NY imam calls to ‘take out’ pro-Israel Columbia professor

“This is a radical extremist who knows exactly what he’s saying,” says professor targeted by imam.

By World Israel News Staff

An imam from upstate New York publicly called for Muslims to target Shai Davidai, an Israel-born professor at Columbia University who has been outspoken about rampant antisemitism at the school.

Tom Faccine, an imam based in Utica, urged Columbia students to rally against Davidai in a webinar on Islamic Political Activism.

“That Shai Davidai guy: How do we get him in trouble? How do we create a situation in which he’s in jeopardy?” Facchine, 35, asked during the webinar, according to a New York Post report. “If you’re able to take out somebody like that and make an example, that might shut up a hundred more.”
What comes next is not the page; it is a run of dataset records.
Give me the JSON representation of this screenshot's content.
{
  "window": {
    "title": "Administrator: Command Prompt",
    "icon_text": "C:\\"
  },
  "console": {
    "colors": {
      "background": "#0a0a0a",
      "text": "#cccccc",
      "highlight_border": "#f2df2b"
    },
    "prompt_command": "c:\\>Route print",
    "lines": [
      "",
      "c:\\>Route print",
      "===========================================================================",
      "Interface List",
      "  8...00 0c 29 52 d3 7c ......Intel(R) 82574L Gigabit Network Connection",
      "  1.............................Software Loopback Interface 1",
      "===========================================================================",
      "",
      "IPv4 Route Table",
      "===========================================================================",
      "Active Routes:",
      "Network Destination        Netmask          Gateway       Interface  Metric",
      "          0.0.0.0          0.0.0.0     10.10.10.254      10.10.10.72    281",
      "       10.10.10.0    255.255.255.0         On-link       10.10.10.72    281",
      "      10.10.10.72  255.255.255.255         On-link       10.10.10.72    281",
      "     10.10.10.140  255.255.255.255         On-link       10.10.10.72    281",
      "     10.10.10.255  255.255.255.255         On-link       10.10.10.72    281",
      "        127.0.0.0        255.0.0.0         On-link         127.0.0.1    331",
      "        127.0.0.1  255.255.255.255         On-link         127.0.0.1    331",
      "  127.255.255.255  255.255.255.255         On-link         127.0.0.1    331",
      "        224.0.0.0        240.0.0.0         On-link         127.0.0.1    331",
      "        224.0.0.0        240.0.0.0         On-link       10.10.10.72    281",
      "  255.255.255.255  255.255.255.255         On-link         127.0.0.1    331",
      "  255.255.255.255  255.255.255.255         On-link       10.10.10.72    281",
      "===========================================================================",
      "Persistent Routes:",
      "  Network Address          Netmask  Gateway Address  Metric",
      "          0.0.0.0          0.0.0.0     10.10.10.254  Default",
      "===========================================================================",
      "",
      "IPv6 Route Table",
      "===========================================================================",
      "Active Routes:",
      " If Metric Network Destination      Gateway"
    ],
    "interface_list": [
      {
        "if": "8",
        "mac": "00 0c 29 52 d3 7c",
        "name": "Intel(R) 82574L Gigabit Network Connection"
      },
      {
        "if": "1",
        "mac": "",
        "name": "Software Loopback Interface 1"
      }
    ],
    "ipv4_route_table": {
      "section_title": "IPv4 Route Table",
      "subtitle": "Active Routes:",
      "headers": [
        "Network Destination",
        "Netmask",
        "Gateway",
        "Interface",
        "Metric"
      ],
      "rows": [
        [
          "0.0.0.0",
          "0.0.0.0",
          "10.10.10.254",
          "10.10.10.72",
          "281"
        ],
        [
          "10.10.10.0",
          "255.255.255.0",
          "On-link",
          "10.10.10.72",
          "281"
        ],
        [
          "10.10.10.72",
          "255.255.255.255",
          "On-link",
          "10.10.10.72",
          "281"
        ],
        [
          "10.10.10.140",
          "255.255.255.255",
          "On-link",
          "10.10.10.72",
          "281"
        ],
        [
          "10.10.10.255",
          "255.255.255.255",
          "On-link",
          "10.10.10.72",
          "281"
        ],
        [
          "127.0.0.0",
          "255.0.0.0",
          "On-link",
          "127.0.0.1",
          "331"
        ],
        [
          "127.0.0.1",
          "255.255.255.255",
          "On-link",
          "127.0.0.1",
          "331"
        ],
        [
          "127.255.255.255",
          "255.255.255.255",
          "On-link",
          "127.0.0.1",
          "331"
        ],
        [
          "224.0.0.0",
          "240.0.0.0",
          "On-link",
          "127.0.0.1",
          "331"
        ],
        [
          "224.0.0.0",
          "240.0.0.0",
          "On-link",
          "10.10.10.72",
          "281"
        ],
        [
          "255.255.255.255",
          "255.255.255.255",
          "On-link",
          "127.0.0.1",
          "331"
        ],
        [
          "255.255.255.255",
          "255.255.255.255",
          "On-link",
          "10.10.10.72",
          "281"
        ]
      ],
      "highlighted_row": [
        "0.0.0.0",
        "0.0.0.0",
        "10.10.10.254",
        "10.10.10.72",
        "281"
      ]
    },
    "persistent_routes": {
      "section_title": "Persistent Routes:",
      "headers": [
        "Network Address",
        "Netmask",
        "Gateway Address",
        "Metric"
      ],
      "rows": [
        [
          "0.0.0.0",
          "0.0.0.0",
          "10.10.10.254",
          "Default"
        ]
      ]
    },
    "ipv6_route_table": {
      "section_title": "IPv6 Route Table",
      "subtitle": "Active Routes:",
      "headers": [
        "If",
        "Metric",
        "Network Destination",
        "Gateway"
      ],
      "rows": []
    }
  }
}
Davidai responded to Faccine’s threats, telling the Post that he “will not be silenced – I know I’m speaking the truth.”

Being singled out by the imam “feels like they put a target on my back – with the explicit goal to take me down, to get me fired, to make up complaints about me,” he continued.

Davidai noted that Faccine is well aware that his statements could possibly result in violence.

“This is not some run of the mill, uninformed individual [riling] up students,” Davidai said. “This is a radical extremist who knows exactly what he’s saying.”

According to the Post, Faccine was born to a Christian family in New Jersey and converted to Islam as an adult.

His YouTube channel features a video with over 20,000 views, in which he claims to expose alleged falsehoods by the ADL – a watchdog group advocating for American Jews.

Shortly after the October 7th terror onslaught, Faccine said that he “100 percent supported” Hamas’ brutal attacks on Israeli civilians and soldiers.

“No ifs, ands or buts,” Faccine stressed, adding that he offers “no equivocations, no apologies, no condemnations” for the murderous rampage.

Any criticism of Hamas’ sexual violence, abductions, and murder of babies and elderly people are equivalent to “criticiz[ing] the table manners of a starving person,” Faccine was quoted by the Post as saying.